Florida State University president John Thrasher has released a statement announcing that a settlement has finally concluded the legal battle with Title IX case. According to the New York Times, the settlement states that the university is to pay Kinsman $950,000 and to continue taking steps to prevent sexual abuse in the campus for a couple of years.

Thrasher also stated that the main reason they went for a settlement to conclude the case is in order to avoid "additional litigation expenses". "We have an obligation to our students, their parents and Florida taxpayers to deal with this case, as we do with all litigation, in a financially responsible manner", he said.

The FSU president further claimed that $700,000 of the settlement will go to Kinsman's lawyers which will leave Kinsman with $250,000. However, such claims were immediately dismissed by Kinsman's attorney saying that they will get "not even close" to $700,000.

However, the settlement does not end the legal battle between Winston and Kinsman as the latter filed another case against the current Tampa Bay Buccaneers player.
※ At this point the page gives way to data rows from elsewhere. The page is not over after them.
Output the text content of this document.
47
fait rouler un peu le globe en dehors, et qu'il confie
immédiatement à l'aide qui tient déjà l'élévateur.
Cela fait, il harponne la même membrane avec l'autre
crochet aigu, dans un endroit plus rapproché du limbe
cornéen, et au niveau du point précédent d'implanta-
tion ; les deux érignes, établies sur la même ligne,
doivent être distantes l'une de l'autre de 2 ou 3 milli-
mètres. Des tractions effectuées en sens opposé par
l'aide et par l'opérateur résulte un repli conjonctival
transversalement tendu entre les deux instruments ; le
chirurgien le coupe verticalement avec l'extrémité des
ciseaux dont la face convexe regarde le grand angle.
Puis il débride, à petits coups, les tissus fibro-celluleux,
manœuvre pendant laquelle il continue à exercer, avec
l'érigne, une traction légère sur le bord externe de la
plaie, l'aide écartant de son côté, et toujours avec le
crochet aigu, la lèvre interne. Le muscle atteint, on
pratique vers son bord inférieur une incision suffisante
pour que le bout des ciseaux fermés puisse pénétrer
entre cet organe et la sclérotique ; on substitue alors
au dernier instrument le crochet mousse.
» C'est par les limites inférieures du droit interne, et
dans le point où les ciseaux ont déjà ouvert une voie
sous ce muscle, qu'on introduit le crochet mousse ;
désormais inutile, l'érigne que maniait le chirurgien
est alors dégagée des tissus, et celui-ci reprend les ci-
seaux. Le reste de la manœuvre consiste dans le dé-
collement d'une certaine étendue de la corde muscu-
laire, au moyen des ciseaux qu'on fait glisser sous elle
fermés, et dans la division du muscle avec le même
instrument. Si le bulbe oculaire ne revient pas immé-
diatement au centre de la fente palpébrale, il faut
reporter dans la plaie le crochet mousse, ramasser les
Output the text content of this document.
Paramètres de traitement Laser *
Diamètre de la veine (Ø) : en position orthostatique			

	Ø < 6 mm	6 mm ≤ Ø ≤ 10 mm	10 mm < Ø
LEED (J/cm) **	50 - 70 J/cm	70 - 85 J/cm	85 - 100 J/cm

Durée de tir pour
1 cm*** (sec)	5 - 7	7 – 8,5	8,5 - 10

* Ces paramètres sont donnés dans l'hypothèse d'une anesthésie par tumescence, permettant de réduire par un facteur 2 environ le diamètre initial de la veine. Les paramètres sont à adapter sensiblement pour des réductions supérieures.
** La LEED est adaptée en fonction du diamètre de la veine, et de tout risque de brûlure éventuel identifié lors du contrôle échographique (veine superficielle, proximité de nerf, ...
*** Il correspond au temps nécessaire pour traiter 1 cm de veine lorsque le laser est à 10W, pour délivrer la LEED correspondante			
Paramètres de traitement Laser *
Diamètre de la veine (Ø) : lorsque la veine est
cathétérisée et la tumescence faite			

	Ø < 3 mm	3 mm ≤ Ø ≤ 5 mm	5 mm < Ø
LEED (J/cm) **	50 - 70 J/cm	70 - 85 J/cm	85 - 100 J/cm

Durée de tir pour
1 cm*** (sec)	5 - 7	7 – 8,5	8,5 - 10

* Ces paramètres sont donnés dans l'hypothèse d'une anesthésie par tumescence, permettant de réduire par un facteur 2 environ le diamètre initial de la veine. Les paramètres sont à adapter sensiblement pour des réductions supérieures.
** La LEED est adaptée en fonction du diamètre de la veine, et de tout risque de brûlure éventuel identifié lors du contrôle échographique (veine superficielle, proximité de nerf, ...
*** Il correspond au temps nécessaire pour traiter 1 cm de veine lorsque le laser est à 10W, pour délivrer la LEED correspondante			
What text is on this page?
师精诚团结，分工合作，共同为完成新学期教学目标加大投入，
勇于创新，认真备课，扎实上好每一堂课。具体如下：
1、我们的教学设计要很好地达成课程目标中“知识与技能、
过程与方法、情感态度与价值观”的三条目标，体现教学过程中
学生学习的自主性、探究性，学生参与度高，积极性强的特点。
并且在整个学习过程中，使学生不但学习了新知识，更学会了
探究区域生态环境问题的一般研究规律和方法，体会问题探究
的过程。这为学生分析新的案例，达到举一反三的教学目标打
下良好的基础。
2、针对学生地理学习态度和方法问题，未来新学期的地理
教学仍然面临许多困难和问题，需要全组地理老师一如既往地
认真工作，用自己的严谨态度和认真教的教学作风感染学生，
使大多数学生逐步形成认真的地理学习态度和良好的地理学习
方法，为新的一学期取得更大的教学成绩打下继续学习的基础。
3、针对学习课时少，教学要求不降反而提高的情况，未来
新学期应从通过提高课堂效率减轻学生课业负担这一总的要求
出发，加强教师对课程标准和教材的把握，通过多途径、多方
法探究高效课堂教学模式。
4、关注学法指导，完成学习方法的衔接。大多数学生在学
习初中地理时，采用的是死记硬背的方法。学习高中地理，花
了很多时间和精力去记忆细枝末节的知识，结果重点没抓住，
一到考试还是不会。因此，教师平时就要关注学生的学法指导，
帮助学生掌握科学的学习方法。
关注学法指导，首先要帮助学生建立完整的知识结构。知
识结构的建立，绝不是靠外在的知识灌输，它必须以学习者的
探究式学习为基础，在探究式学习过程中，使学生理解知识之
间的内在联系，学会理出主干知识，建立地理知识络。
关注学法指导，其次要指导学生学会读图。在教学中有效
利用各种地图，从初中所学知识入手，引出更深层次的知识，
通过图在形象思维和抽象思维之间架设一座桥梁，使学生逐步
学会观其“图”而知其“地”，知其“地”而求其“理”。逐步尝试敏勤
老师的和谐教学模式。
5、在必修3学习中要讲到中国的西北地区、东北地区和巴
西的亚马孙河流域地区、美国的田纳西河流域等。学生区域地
According to CNN, the separate lawsuit accuses Winston of sexual battery, false imprisonment and intentional infliction of emotional distress.

Kinsman is also to use her settlement money to help the fund the other case. A month later Kinsman filed her lawsuit, Winston also filed a counter lawsuit stating that she purposely tarnished his image by having consensual sexual relation with him, only to declare it as the opposite in public.

According to Tampa Bay Times, a Stetson University law professor said that although the Title IX case, the litigation process in Kinsman and Winston's case could continue until 2018 despite its scheduled trial in the US District court in March 2017.

"It's not going to go into (next) March," director of Stetson's Center for Excellence in Advocacy Charles H. Rose III said. "Civil litigation rarely, if ever, moves that quickly".

It is predicted that the lawsuit could last until March 2018 as the discovery phase could push the trial further. However, it is always possible for the case to end up through a settlement between both parties.